Substrate Scope of Indoles. aReaction conditions: β,γ-unsaturated α-ketoester 1a (0.2 mmol), Indoles 2 (0.3 mmol), PTS (20 mol%), 30°C, 24 h, isolated yields. b60°C.

On the basis of these results and the previous literatures, we proposed a plausible reaction model to illustrate the regioselectivity of this reaction.

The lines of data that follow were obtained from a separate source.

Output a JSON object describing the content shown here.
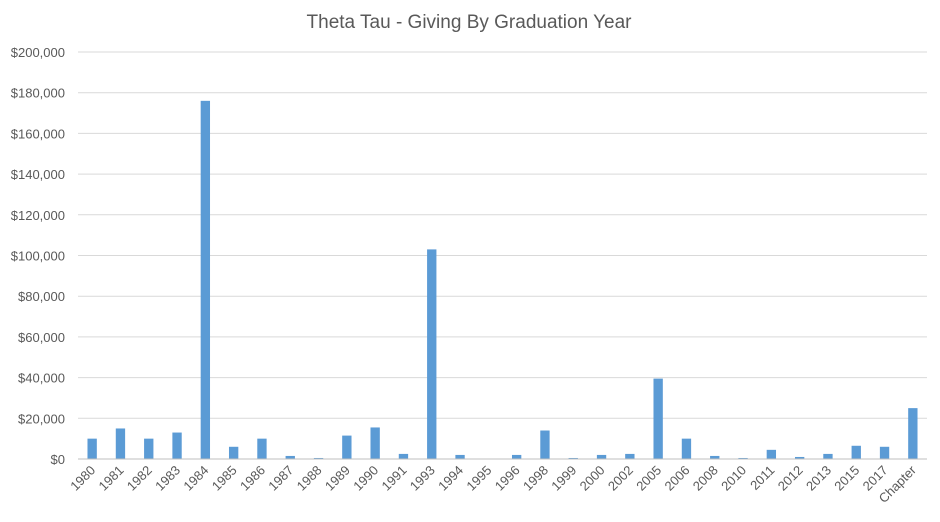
{
  "chart_data": {
    "type": "bar",
    "title": "Theta Tau - Giving By Graduation Year",
    "xlabel": "",
    "ylabel": "",
    "ylim": [
      0,
      200000
    ],
    "yticks": [
      "$0",
      "$20,000",
      "$40,000",
      "$60,000",
      "$80,000",
      "$100,000",
      "$120,000",
      "$140,000",
      "$160,000",
      "$180,000",
      "$200,000"
    ],
    "categories": [
      "1980",
      "1981",
      "1982",
      "1983",
      "1984",
      "1985",
      "1986",
      "1987",
      "1988",
      "1989",
      "1990",
      "1991",
      "1993",
      "1994",
      "1995",
      "1996",
      "1998",
      "1999",
      "2000",
      "2002",
      "2005",
      "2006",
      "2008",
      "2010",
      "2011",
      "2012",
      "2013",
      "2015",
      "2017",
      "Chapter"
    ],
    "values": [
      10000,
      15000,
      10000,
      13000,
      176000,
      6000,
      10000,
      1500,
      500,
      11500,
      15500,
      2500,
      103000,
      2000,
      0,
      2000,
      14000,
      500,
      2000,
      2500,
      39500,
      10000,
      1500,
      500,
      4500,
      1000,
      2500,
      6500,
      6000,
      25000
    ],
    "grid": true,
    "legend": "none",
    "bar_color": "#5b9bd5"
  }
}
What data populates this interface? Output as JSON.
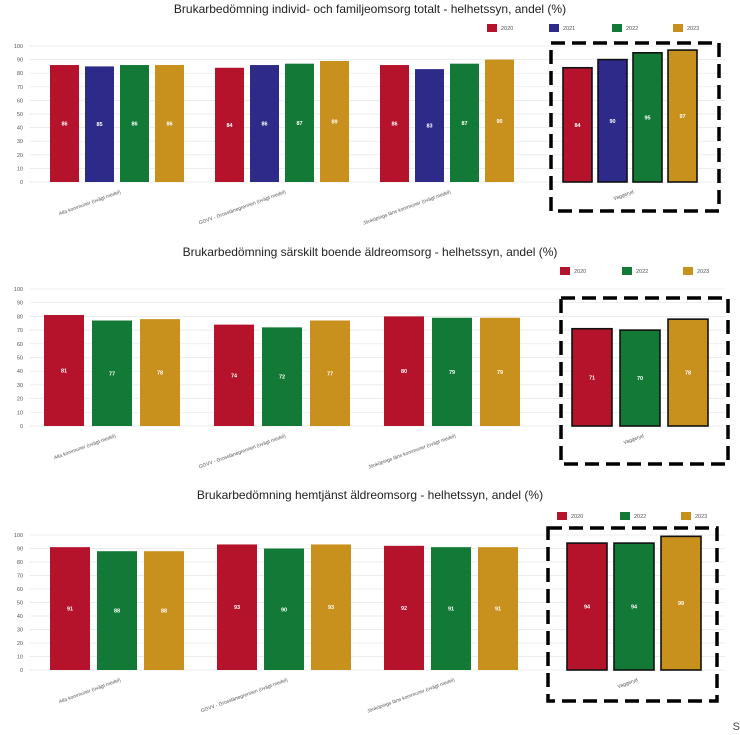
{
  "colors": {
    "2020": "#b5122b",
    "2021": "#2e2a8a",
    "2022": "#127a36",
    "2023": "#c8901c"
  },
  "corner_text": "S",
  "chart_data": [
    {
      "type": "bar",
      "title": "Brukarbedömning individ- och familjeomsorg totalt - helhetssyn, andel (%)",
      "xlabel": "",
      "ylabel": "",
      "ylim": [
        0,
        100
      ],
      "yticks": [
        0,
        10,
        20,
        30,
        40,
        50,
        60,
        70,
        80,
        90,
        100
      ],
      "grid": true,
      "legend_position": "top-right",
      "categories": [
        "Alla kommuner (ovägt medel)",
        "GGVV - Grosslänegrennen (ovägt medel)",
        "Jönköpings läns kommuner (ovägt medel)",
        "Vaggeryd"
      ],
      "series": [
        {
          "name": "2020",
          "values": [
            86,
            84,
            86,
            84
          ]
        },
        {
          "name": "2021",
          "values": [
            85,
            86,
            83,
            90
          ]
        },
        {
          "name": "2022",
          "values": [
            86,
            87,
            87,
            95
          ]
        },
        {
          "name": "2023",
          "values": [
            86,
            89,
            90,
            97
          ]
        }
      ],
      "highlight_category": "Vaggeryd"
    },
    {
      "type": "bar",
      "title": "Brukarbedömning särskilt boende äldreomsorg - helhetssyn, andel (%)",
      "xlabel": "",
      "ylabel": "",
      "ylim": [
        0,
        100
      ],
      "yticks": [
        0,
        10,
        20,
        30,
        40,
        50,
        60,
        70,
        80,
        90,
        100
      ],
      "grid": true,
      "legend_position": "top-right",
      "categories": [
        "Alla kommuner (ovägt medel)",
        "GGVV - Grosslänegrennen (ovägt medel)",
        "Jönköpings läns kommuner (ovägt medel)",
        "Vaggeryd"
      ],
      "series": [
        {
          "name": "2020",
          "values": [
            81,
            74,
            80,
            71
          ]
        },
        {
          "name": "2022",
          "values": [
            77,
            72,
            79,
            70
          ]
        },
        {
          "name": "2023",
          "values": [
            78,
            77,
            79,
            78
          ]
        }
      ],
      "highlight_category": "Vaggeryd"
    },
    {
      "type": "bar",
      "title": "Brukarbedömning hemtjänst äldreomsorg - helhetssyn, andel (%)",
      "xlabel": "",
      "ylabel": "",
      "ylim": [
        0,
        100
      ],
      "yticks": [
        0,
        10,
        20,
        30,
        40,
        50,
        60,
        70,
        80,
        90,
        100
      ],
      "grid": true,
      "legend_position": "top-right",
      "categories": [
        "Alla kommuner (ovägt medel)",
        "GGVV - Grosslänegrennen (ovägt medel)",
        "Jönköpings läns kommuner (ovägt medel)",
        "Vaggeryd"
      ],
      "series": [
        {
          "name": "2020",
          "values": [
            91,
            93,
            92,
            94
          ]
        },
        {
          "name": "2022",
          "values": [
            88,
            90,
            91,
            94
          ]
        },
        {
          "name": "2023",
          "values": [
            88,
            93,
            91,
            99
          ]
        }
      ],
      "highlight_category": "Vaggeryd"
    }
  ]
}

The Brønsted acid served as a bifunctional catalyst to activate both the indole and the β,γ-unsaturated α-ketoesters (Scheme 5).

SCHEME 5

Proposed Reaction Modela.

In summary, we have developed a metal-free catalytic approach for the remote C6-functionalization of 2,3-disubstituted indoles. In the presence of catalytic amounts of Brønsted acid, the β,γ-unsaturated α-ketoesters react with 2,3-disubstituted indoles at the C6 position selectively. Under mild reaction conditions, a range of C6-functionalized indoles were prepared with good yields and excellent regioselectivity. This methodology provides a concise and efficient route for the synthesis of C6-functionalized indole derivatives.